Permettez-moi de vous servir le classique des classiques : C’est en forgeant qu’on devient forgeron. En d’autres mots, il n’y a pas de meilleure façon de comprendre un nouveau système qu’en l’utilisant. Pour ce faire, ne lésinez pas sur les moyens :

En formation :

  • Privilégiez les démonstrations plutôt que les diapositives
  • Demandez aux utilisateurs de faire la même chose que vous
  • Donnez de nombreux exercices variés
  • Faites participer les utilisateurs : Selon-vous, comment ferait-on pour…?

Après la formation :

  • Rendez disponible un environnement de tests
  • Offrez des exercices supplémentaires

Ne pas établir des critères de succès et réajuster le tir

Les discussions de corridors sont naturelles et inévitables.
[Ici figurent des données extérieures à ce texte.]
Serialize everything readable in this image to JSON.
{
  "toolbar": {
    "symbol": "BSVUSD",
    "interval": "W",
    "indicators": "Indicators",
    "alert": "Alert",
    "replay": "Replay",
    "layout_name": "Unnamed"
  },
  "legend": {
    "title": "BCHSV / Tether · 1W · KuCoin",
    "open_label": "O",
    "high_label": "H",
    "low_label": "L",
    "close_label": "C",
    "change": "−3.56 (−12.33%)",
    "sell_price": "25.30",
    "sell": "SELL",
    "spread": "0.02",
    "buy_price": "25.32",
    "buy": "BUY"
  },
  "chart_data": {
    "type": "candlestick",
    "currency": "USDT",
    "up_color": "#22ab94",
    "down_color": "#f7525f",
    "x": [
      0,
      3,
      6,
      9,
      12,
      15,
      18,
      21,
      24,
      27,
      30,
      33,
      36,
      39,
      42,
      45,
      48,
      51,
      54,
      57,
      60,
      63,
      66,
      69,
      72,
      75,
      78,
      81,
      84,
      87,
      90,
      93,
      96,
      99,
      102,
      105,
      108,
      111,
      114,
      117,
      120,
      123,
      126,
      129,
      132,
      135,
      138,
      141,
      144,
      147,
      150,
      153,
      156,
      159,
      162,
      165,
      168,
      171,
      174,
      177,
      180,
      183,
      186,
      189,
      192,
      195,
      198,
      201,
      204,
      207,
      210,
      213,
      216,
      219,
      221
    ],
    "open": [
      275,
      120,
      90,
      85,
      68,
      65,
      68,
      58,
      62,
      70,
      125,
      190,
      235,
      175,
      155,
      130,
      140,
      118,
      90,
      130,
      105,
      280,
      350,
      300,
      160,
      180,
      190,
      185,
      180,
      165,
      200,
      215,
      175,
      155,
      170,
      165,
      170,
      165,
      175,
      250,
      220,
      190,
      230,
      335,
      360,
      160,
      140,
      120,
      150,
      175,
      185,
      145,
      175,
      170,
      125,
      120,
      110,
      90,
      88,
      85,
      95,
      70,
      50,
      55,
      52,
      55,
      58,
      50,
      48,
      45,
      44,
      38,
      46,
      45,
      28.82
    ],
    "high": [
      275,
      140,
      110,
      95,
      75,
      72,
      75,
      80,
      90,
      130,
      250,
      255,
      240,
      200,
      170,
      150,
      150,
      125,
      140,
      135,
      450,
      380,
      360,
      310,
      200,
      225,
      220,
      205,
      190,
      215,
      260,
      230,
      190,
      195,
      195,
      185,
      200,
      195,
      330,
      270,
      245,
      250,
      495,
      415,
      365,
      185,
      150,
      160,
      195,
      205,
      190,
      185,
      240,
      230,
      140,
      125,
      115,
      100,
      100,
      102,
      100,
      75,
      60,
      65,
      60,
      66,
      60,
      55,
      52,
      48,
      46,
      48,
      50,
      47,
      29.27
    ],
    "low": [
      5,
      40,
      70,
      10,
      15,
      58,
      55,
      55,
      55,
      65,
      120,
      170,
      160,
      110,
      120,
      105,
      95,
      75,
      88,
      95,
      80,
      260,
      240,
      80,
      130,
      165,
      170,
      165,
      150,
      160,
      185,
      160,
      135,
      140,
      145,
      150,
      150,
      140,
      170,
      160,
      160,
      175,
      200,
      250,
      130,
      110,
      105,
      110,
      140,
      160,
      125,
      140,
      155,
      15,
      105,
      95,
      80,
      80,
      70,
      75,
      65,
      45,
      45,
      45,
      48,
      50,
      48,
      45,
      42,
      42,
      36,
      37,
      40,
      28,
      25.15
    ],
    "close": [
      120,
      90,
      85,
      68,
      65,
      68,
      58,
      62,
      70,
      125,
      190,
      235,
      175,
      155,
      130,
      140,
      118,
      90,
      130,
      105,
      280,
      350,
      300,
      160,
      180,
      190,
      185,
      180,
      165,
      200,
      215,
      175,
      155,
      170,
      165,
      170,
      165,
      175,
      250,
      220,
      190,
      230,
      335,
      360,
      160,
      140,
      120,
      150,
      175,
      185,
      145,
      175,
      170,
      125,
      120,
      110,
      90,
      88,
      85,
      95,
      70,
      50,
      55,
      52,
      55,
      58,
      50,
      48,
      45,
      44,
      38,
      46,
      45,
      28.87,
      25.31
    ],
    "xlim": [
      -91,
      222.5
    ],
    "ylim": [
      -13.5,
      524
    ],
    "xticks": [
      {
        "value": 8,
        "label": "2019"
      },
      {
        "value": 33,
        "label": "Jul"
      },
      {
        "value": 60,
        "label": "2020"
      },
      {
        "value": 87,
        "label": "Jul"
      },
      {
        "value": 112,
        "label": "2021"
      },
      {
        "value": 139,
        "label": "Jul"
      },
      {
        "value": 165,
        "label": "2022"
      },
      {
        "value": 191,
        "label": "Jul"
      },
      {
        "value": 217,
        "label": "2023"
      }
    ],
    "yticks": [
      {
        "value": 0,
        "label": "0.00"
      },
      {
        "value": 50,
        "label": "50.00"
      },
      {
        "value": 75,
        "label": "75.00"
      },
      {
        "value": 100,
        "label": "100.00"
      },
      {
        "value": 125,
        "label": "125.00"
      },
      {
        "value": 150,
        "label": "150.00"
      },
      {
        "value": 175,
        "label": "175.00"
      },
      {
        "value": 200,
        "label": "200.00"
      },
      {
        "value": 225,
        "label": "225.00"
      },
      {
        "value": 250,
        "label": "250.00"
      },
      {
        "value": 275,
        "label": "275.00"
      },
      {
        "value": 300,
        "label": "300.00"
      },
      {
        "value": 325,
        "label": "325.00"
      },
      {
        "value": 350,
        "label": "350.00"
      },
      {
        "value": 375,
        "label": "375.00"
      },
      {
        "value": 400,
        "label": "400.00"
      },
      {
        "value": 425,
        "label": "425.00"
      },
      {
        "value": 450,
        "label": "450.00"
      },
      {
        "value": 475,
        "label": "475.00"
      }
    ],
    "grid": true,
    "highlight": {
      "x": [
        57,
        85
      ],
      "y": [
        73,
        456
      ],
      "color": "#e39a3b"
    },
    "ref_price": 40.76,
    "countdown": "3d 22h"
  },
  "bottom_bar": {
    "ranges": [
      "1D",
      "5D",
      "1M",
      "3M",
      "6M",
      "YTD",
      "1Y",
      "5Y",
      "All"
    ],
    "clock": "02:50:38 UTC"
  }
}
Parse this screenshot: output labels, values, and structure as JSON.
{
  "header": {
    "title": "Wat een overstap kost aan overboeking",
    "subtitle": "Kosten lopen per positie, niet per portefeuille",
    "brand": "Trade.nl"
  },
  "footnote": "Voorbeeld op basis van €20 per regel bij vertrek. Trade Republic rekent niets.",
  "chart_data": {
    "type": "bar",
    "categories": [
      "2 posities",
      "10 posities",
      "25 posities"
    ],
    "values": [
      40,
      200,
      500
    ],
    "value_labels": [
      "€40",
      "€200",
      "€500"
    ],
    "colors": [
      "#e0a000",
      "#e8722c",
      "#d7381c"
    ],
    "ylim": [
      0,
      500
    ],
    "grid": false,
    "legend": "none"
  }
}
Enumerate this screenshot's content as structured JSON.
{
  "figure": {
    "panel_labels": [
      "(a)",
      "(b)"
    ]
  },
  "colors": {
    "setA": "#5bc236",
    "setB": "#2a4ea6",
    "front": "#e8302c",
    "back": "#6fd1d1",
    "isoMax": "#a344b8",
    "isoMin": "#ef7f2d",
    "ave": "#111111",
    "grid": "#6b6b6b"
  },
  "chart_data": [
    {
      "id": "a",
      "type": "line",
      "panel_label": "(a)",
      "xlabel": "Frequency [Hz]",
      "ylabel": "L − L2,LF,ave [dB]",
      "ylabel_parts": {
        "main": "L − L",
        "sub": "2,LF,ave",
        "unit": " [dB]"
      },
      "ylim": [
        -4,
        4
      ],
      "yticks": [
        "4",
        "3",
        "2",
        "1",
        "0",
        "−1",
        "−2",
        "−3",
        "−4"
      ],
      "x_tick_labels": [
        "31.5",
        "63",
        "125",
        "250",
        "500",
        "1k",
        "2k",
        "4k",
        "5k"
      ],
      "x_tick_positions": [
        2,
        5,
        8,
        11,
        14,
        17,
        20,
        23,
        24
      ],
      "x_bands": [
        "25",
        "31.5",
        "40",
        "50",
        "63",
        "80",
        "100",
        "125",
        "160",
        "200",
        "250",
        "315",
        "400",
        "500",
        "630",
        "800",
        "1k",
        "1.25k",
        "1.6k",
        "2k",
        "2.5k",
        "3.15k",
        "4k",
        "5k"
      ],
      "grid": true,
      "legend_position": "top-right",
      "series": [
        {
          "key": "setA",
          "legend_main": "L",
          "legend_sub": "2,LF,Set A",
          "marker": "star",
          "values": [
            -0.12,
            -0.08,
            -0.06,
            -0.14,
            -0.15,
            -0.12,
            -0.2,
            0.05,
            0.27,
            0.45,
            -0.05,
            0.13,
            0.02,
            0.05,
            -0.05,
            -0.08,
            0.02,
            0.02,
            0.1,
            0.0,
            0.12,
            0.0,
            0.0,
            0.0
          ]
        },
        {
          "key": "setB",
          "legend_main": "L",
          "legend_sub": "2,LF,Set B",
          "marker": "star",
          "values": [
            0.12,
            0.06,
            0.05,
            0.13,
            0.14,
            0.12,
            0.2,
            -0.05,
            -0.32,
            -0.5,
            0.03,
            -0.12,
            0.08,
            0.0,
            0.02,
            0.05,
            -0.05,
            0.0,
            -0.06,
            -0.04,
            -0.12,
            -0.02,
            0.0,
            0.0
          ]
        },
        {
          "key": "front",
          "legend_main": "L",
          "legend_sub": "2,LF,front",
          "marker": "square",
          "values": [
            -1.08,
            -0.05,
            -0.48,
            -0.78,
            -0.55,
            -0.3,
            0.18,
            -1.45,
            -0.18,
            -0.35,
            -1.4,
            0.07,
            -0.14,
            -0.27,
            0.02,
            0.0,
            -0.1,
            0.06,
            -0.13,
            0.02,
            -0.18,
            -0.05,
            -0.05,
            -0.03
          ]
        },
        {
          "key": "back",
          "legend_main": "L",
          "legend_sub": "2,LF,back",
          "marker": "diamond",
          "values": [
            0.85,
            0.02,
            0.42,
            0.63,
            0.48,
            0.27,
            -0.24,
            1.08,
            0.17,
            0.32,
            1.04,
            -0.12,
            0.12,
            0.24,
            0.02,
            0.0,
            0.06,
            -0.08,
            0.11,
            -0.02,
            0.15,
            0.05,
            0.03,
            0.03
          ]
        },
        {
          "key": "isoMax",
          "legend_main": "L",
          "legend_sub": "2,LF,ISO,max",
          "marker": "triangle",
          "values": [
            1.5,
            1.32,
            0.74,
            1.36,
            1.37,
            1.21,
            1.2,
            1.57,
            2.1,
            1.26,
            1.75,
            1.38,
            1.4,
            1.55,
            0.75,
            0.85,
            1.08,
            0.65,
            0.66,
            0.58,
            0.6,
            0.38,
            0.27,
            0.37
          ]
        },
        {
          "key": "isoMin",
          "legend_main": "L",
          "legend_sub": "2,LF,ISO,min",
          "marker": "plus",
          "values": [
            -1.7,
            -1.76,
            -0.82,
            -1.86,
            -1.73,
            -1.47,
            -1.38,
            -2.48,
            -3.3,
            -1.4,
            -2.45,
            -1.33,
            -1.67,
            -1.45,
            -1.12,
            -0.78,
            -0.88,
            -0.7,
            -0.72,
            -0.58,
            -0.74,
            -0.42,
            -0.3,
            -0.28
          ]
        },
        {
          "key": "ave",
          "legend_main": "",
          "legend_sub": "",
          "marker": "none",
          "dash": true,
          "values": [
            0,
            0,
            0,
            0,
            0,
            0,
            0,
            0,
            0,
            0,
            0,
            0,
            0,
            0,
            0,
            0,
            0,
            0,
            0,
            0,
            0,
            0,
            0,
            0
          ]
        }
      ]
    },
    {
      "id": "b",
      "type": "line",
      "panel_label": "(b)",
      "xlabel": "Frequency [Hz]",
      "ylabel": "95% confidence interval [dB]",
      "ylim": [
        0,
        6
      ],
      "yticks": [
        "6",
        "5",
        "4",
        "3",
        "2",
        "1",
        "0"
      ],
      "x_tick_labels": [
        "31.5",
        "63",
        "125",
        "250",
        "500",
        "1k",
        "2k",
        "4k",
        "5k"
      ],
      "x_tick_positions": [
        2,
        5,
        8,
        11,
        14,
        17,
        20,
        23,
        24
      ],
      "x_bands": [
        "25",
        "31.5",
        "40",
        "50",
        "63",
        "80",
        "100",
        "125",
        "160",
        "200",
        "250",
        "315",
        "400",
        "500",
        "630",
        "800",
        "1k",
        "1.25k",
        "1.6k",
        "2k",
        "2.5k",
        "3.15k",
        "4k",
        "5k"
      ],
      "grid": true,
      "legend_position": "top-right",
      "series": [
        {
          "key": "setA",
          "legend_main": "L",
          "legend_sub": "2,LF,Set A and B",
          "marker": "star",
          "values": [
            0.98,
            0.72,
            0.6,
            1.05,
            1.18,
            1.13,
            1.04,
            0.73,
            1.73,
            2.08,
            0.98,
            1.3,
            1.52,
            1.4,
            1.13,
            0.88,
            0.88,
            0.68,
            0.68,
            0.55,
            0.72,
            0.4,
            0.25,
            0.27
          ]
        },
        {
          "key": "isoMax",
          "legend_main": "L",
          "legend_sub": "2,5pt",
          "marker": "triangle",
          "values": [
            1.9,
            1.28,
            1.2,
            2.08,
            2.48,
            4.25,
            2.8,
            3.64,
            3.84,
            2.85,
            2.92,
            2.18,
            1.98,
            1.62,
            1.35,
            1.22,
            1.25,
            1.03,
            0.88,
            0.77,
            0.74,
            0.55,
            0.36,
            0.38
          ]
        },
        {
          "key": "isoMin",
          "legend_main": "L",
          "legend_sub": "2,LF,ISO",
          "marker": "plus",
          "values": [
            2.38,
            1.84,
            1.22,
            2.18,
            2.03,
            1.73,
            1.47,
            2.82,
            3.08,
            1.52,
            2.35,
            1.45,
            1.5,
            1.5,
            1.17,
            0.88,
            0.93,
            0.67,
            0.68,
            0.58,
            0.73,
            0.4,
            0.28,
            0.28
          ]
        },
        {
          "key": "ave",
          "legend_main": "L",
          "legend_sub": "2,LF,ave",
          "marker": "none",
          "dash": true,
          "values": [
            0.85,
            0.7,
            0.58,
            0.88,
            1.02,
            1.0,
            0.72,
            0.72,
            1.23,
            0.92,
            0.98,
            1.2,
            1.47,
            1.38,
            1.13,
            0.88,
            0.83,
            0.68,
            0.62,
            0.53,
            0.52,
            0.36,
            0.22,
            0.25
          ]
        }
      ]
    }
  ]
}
C’est souvent à ces occasions que s’expriment les réelles craintes ou impressions, même si une rétroaction a été demandée, verbalement ou par écrit. En tant que gestionnaire, il est crucial de tenir compte de ces commentaires informels et de prendre action si la situation le requiert. Comme en marketing, le bouche-à-oreille est très important dans l’implantation d’un système et il faut repérer les agents négatifs – et positifs – et agir pour dissiper leurs craintes.

Dans les plus gros projets, il peut être utile de demander une rétroaction formelle sur la formation, ou de corriger des exercices pour vérifier si les informations ont été comprises. Il est ensuite possible de faire parvenir de l’information ou des exercices supplémentaires. Manquer la cible au premier coup est moins grave que de ne pas s’en rendre compte.

La formation conti… quoi ?

Un peu comme lorsque l’on sort d’un restaurant gastronomique avec un ventre qui crie famine, il est possible que les utilisateurs en demandent plus. Voilà un beau problème ! Une fois les fonctions de base transmises, et les utilisateurs en mesure d’exécuter les tâches usuelles et quotidiennes, il faut pouvoir les former sur des fonctions plus avancées. Par exemple, comment faire une recherche avancée ? Comment interagit Outlook avec le nouveau système ? L’envoi de « capsules informatives », d’infolettres, représente un bon véhicule pour transmettre ces informations.